Parteifeind
Personalie: Magdeburgs OB Lutz Trümper hat sein SPD-Parteibuch abgegeben.
Sollte der Satz Satire sein? Oder klingt die Äußerung nicht eher zynisch? Mit seinem Austritt aus der SPD, sagte Magdeburgs Oberbürgermeister Lutz Trümper, wolle er Schaden von der Partei abhalten. Das glatte Gegenteil dürfte er erreicht haben. Dass der prominenteste Kommunalpolitiker der Sozialdemokratie in Sachsen-Anhalt persönlich im Parteibüro sein Parteibuch abgibt, wäre für sich ein Paukenschlag. Dass er es fünf Monate vor der Landtagswahl tut, ist für deren Wahlkampfstrategen ein Albtraum. Auf dem Parteitag, der diesen Samstag in Leuna das Programm für die Wahl beschließen soll, gibt es nun viel zu bereden.
Immerhin: Grund für das Zerwürfnis ist ein politisches Thema, bei dem die Landes-SPD gerade ihr Profil schärft. Es geht um die Unterbringung der Flüchtlinge; Spitzenkandidatin Katrin Budde tritt energisch all jenen entgegen, die das Land und die Kommunen am Limit sehen. Zu denen gehört neben Reiner Haseloff, dem Ministerpräsident von der CDU, auch ihr bisheriger Parteifreund im Magdeburger Rathaus. Nachdem Budde diesen wohl bat, eher intern zu streiten, erklärte der OB, er wolle nicht bis März den Mund halten. Wenn Trümper wegen der Position der SPD zu Flüchtlingen hinwerfe, kommentierte LINKE-Spitzenkandidat Wulf Gallert, »zeugt das von einer bemerkenswerten Haltung der SPD dazu«.

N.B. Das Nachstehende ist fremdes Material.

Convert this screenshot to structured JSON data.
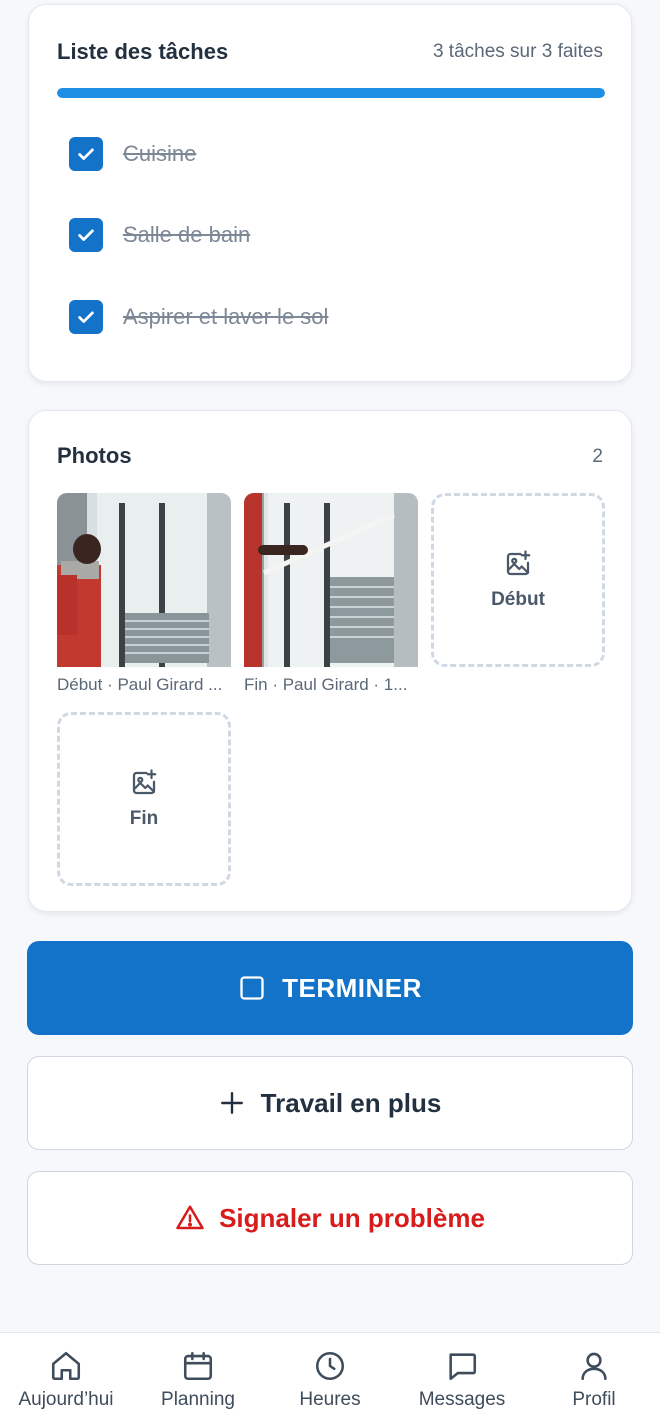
{
  "tasks": {
    "title": "Liste des tâches",
    "progress_text": "3 tâches sur 3 faites",
    "progress": 1.0,
    "items": [
      {
        "label": "Cuisine",
        "done": true
      },
      {
        "label": "Salle de bain",
        "done": true
      },
      {
        "label": "Aspirer et laver le sol",
        "done": true
      }
    ]
  },
  "photos": {
    "title": "Photos",
    "count": "2",
    "items": [
      {
        "caption": "Début · Paul Girard ..."
      },
      {
        "caption": "Fin · Paul Girard · 1..."
      }
    ],
    "slots": [
      {
        "label": "Début"
      },
      {
        "label": "Fin"
      }
    ]
  },
  "actions": {
    "finish_label": "TERMINER",
    "extra_work_label": "Travail en plus",
    "report_problem_label": "Signaler un problème"
  },
  "nav": {
    "items": [
      {
        "label": "Aujourd’hui",
        "icon": "home-icon"
      },
      {
        "label": "Planning",
        "icon": "calendar-icon"
      },
      {
        "label": "Heures",
        "icon": "clock-icon"
      },
      {
        "label": "Messages",
        "icon": "chat-icon"
      },
      {
        "label": "Profil",
        "icon": "user-icon"
      }
    ]
  },
  "colors": {
    "primary": "#1273c9",
    "progress": "#1f8fe5",
    "danger": "#d81b1b"
  }
}
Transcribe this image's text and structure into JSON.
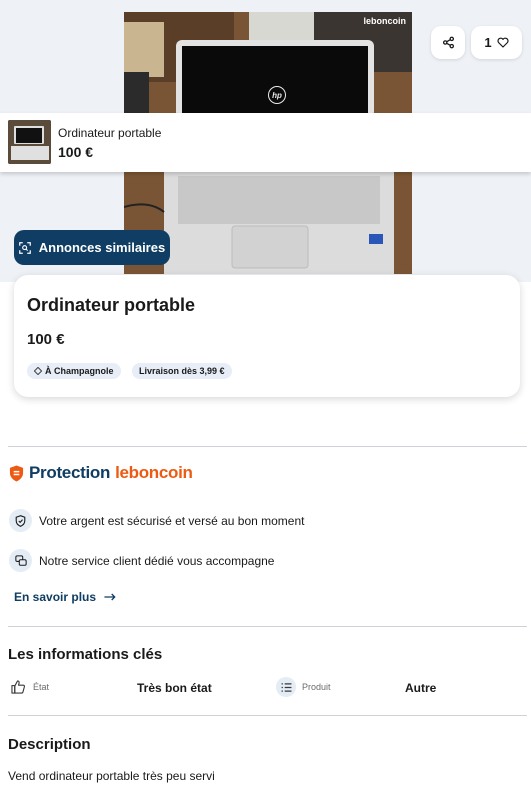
{
  "listing": {
    "title": "Ordinateur portable",
    "price": "100 €",
    "likes_count": "1"
  },
  "gallery": {
    "watermark": "leboncoin",
    "laptop_brand": "hp",
    "similar_button_label": "Annonces similaires"
  },
  "chips": {
    "location": "À Champagnole",
    "delivery": "Livraison dès 3,99 €"
  },
  "protection": {
    "title_word": "Protection",
    "title_brand": "leboncoin",
    "features": [
      "Votre argent est sécurisé et versé au bon moment",
      "Notre service client dédié vous accompagne"
    ],
    "more_link": "En savoir plus"
  },
  "key_info": {
    "section_title": "Les informations clés",
    "attributes": [
      {
        "label": "État",
        "value": "Très bon état",
        "icon": "thumbs-up-icon"
      },
      {
        "label": "Produit",
        "value": "Autre",
        "icon": "list-icon"
      }
    ]
  },
  "description": {
    "section_title": "Description",
    "text": "Vend ordinateur portable très peu servi"
  },
  "colors": {
    "brand_navy": "#0f3d63",
    "brand_orange": "#ec5a13",
    "chip_bg": "#e7eef7"
  }
}
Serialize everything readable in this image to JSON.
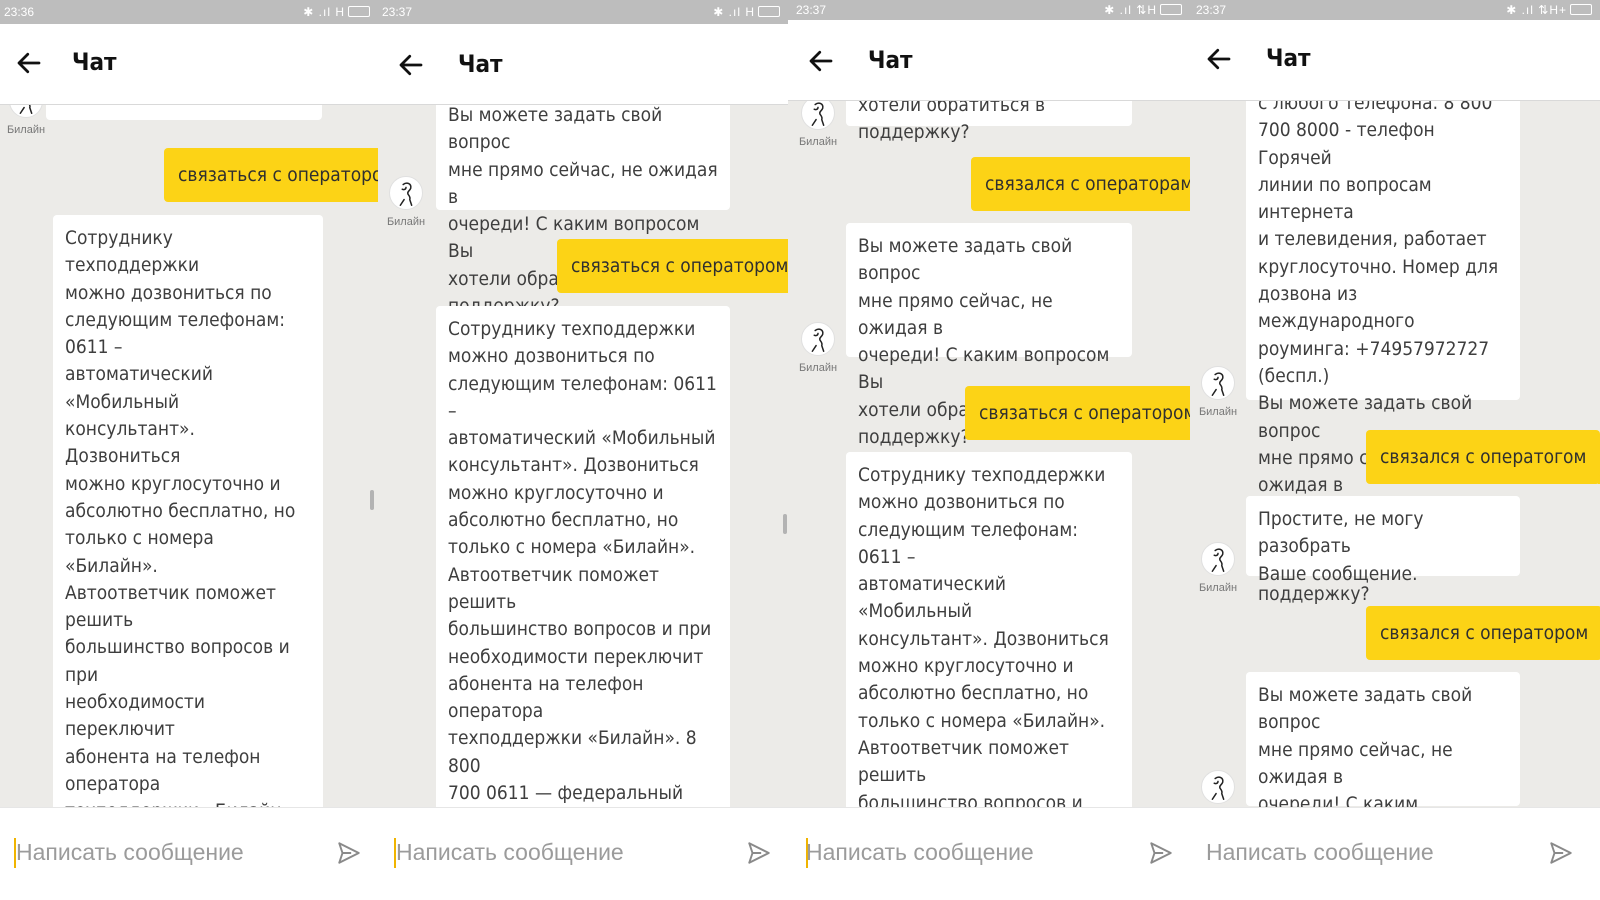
{
  "app": {
    "title": "Чат",
    "input_placeholder": "Написать сообщение",
    "bot_name": "Билайн"
  },
  "colors": {
    "accent_yellow": "#fcd316",
    "background": "#ecebe8",
    "statusbar": "#bdbdbd"
  },
  "icons": [
    "back-arrow-icon",
    "send-icon",
    "beeline-avatar-icon",
    "bluetooth-icon",
    "signal-icon",
    "battery-icon"
  ],
  "panels": [
    {
      "time": "23:36",
      "status_icons": "✱ .ıl H",
      "messages": [
        {
          "type": "bot",
          "text": ""
        },
        {
          "type": "user",
          "text": "связаться с оператором"
        },
        {
          "type": "bot",
          "text": "Сотруднику техподдержки\nможно дозвониться по\nследующим телефонам: 0611 –\nавтоматический «Мобильный\nконсультант». Дозвониться\nможно круглосуточно и\nабсолютно бесплатно, но\nтолько с номера «Билайн».\nАвтоответчик поможет решить\nбольшинство вопросов и при\nнеобходимости переключит\nабонента на телефон оператора\nтехподдержки «Билайн». 8 800\n700 0611 — федеральный номер\n«Мобильного консультанта»,\nна который можно дозвониться\nс любого телефона. 8 800\n700 8000 - телефон Горячей\nлинии по вопросам интернета\nи телевидения, работает\nкруглосуточно. Номер для"
        }
      ]
    },
    {
      "time": "23:37",
      "status_icons": "✱ .ıl H",
      "messages": [
        {
          "type": "bot",
          "text": "Вы можете задать свой вопрос\nмне прямо сейчас, не ожидая в\nочереди! С каким вопросом Вы\nхотели обратиться в поддержку?"
        },
        {
          "type": "user",
          "text": "связаться с оператором"
        },
        {
          "type": "bot",
          "text": "Сотруднику техподдержки\nможно дозвониться по\nследующим телефонам: 0611 –\nавтоматический «Мобильный\nконсультант». Дозвониться\nможно круглосуточно и\nабсолютно бесплатно, но\nтолько с номера «Билайн».\nАвтоответчик поможет решить\nбольшинство вопросов и при\nнеобходимости переключит\nабонента на телефон оператора\nтехподдержки «Билайн». 8 800\n700 0611 — федеральный номер\n«Мобильного консультанта»,\nна который можно дозвониться\nс любого телефона. 8 800\n700 8000 - телефон Горячей"
        }
      ]
    },
    {
      "time": "23:37",
      "status_icons": "✱ .ıl ⇅H",
      "messages": [
        {
          "type": "bot",
          "text": "хотели обратиться в поддержку?"
        },
        {
          "type": "user",
          "text": "связался с операторам"
        },
        {
          "type": "bot",
          "text": "Вы можете задать свой вопрос\nмне прямо сейчас, не ожидая в\nочереди! С каким вопросом Вы\nхотели обратиться в поддержку?"
        },
        {
          "type": "user",
          "text": "связаться с оператором"
        },
        {
          "type": "bot",
          "text": "Сотруднику техподдержки\nможно дозвониться по\nследующим телефонам: 0611 –\nавтоматический «Мобильный\nконсультант». Дозвониться\nможно круглосуточно и\nабсолютно бесплатно, но\nтолько с номера «Билайн».\nАвтоответчик поможет решить\nбольшинство вопросов и при\nнеобходимости переключит\nабонента на телефон оператора"
        }
      ]
    },
    {
      "time": "23:37",
      "status_icons": "✱ .ıl ⇅H+",
      "messages": [
        {
          "type": "bot",
          "text": "с любого телефона. 8 800\n700 8000 - телефон Горячей\nлинии по вопросам интернета\nи телевидения, работает\nкруглосуточно. Номер для\nдозвона из международного\nроуминга: +74957972727 (беспл.)\nВы можете задать свой вопрос\nмне прямо сейчас, не ожидая в\nочереди! С каким вопросом Вы\nхотели обратиться в поддержку?"
        },
        {
          "type": "user",
          "text": "связался с оператогом"
        },
        {
          "type": "bot",
          "text": "Простите, не могу разобрать\nВаше сообщение."
        },
        {
          "type": "user",
          "text": "связался с оператором"
        },
        {
          "type": "bot",
          "text": "Вы можете задать свой вопрос\nмне прямо сейчас, не ожидая в\nочереди! С каким вопросом Вы\nхотели обратиться в поддержку?"
        }
      ]
    }
  ]
}
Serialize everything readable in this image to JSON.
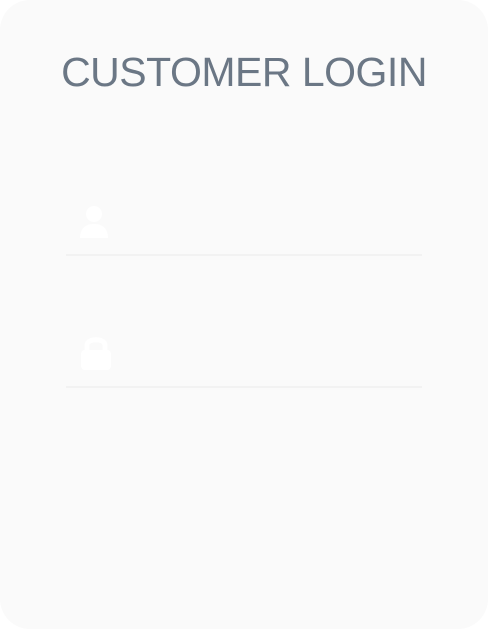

Eine Kurzschlussreaktion ist der Austritt Trümpers, der seit 1990 Genosse war und seit 2001 Chef in Magdeburgs Rathaus ist, nicht; der Biochemiker, dem ein ausgeprägtes Ego attestiert wird, trat seinen Genossen schon öfter öffentlich vor das Schienbein. Nach seiner Wiederwahl im März lästerte er über die mangelnde Wirtschaftskompetenz der Partei - ein Affront gegen Budde, die ab 2001 Wirtschaftsministerin war. Dass er so gegen die Spitzenfrau stichelt, obwohl diese Magdeburgerin ist, dürfte nicht zuletzt dem Umstand geschuldet sein, dass Budde nicht mehr in Nibelungentreue zur bisherigen Koalition mit der CDU steht, sondern auch Rot-Rot-Grün für eine Option hält - womöglich auch dann, wenn ihre Partei nicht die stärkste Kraft würde. Trümper aber hält das »fatal für die SPD«.